Once I’ve accomplished a recording that meets my expectations I always go through a “family and friends review process”. When it comes to English I like to get my content reviewed by my girlfriend because she’s a native speaker and also really honest. The result of this ist that I need to recreate some parts of these audio recording. And recreating some parts of a course that may have up to 3 hours of content is really annoying. Let’s take a look at some challenges that will occur if I try to fix some content in my audio recording.

  • I need to record it with the same microphone.
    Every microphone sounds different. You can’t combine 2 different recordings that just sounds really weird.
  • I need to record it at the same room.
    Every room has it’s very own acoustics. If I do a recording in my apartment it sounds very different to one in our office. But if you did the first recording in the office, you have to wait until everybody is gone and it’s quiet enough.
  • I need to be hit the same tone.
    On a recording you notice if you did that recording on a different day in a different mood. There is always a gap when you “glue” some parts together with audio production software.
  • It has to be the same voice.
    It’s not possible for anyone else than myself to fix or update the recorded content. That is really annoying and blocks you to really scale a productive team.

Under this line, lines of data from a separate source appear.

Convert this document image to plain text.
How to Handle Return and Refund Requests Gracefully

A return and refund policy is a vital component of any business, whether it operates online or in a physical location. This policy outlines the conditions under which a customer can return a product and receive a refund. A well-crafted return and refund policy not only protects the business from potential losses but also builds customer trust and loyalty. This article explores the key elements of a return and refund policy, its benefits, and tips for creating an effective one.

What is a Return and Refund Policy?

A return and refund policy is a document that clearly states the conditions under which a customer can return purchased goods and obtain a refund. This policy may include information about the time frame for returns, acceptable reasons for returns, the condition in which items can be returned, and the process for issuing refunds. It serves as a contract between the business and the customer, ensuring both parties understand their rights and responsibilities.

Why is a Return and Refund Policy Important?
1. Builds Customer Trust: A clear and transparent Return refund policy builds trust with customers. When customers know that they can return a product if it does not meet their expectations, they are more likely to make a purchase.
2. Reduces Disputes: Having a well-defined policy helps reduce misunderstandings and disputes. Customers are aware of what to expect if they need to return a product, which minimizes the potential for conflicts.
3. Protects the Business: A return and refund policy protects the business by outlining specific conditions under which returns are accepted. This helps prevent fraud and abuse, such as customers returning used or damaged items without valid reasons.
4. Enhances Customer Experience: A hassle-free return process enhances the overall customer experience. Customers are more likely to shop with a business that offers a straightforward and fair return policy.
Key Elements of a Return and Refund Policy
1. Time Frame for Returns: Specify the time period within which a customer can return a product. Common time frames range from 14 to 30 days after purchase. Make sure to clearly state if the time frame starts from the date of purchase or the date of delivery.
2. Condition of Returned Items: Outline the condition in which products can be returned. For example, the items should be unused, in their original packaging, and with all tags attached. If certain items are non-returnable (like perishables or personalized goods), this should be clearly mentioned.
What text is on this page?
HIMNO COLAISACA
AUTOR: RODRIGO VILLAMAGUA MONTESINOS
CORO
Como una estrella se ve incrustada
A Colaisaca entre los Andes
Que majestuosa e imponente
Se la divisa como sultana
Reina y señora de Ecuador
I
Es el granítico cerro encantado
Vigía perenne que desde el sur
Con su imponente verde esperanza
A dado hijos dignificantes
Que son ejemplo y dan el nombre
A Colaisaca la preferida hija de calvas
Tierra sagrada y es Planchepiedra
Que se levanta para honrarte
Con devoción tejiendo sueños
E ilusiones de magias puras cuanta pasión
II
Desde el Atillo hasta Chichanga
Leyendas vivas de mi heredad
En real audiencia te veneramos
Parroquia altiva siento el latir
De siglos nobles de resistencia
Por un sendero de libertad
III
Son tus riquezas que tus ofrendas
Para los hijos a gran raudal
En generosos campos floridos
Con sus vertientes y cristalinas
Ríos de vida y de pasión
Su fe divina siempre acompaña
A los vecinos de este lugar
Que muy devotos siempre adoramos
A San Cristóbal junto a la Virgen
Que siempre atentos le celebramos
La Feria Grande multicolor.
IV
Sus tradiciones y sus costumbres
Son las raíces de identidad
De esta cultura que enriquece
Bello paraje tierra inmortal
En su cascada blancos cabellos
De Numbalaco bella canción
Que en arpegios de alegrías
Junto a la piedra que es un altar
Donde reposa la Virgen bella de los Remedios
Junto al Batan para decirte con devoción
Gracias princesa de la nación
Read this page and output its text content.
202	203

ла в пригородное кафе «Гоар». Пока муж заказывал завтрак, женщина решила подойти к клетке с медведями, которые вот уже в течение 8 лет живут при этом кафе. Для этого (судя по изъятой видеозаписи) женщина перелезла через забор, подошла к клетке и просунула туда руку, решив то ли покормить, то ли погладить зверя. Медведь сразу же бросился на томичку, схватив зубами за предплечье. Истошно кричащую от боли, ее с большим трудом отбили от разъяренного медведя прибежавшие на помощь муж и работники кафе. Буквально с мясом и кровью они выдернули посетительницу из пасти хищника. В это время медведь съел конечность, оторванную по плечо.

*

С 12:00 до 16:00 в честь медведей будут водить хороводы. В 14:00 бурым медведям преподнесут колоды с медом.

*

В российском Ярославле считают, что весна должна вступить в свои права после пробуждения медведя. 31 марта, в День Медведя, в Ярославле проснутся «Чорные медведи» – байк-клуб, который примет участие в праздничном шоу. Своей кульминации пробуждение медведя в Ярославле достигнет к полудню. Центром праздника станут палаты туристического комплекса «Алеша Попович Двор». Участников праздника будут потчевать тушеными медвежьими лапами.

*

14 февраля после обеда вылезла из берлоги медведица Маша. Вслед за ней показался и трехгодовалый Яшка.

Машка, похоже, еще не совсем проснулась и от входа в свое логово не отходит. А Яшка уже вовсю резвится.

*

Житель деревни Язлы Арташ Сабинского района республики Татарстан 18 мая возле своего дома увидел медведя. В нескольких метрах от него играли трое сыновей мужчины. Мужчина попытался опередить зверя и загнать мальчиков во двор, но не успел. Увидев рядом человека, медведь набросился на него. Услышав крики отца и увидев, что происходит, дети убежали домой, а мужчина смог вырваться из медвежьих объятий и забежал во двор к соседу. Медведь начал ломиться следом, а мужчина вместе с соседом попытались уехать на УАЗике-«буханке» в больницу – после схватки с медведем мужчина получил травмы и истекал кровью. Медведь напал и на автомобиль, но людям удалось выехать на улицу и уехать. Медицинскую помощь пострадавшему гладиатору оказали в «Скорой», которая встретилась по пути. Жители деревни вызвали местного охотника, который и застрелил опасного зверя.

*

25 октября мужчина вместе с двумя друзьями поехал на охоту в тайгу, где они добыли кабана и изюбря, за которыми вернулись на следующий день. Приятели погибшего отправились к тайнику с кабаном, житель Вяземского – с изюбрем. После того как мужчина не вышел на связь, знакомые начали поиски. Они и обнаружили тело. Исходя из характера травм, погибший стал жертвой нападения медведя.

I also thought about booking a professional speaker or agency for this. Because then you don’t have to deal with many of these challenges like myself being non-native speaker. But I also need to change the video if some update in content, such as a new breaking change in technology release. How long does it take to do an update? What if the speaker isn’t available anymore? To create “only evergreen” content also isn’t a solution if you want to help people learn new things. So let’s think about an improvement for the process of creating and updating video content.

Solution: Generate voice using Speech Synth

The challenge is that recording audio for a video course is really time consuming and could fail because of many reasons. How can we accomplish an easy and repeatable solution for creating a video with spoken text?

If you’re doing a bit of research and read some technical news you may be impressed by the development of the speech-synth tools that getting much better very fast. The current state is that this speech-synth tools aren’t that good to use for everything, but good enough to try them out and not get annoyed by the generated voice. My bet is that maybe in a year or two there is a service or tool that does the job really really well. So let’s write a prototype today to be ready when this time comes!

The Proof-of-Concept Prototype

For our prototype we decided to give Amazon Polly a try. It has a good and simple HTTP-API that allows you to convert text to speech really easily. I’m going to tell you details about it later.

For the visual layer we just used Google Slides because they also provide a really good REST-API that allows you to easily export PNG of a slide. It’s also possible to get the speaker notes via the same API that could be the input for the Amazon Polly transformation.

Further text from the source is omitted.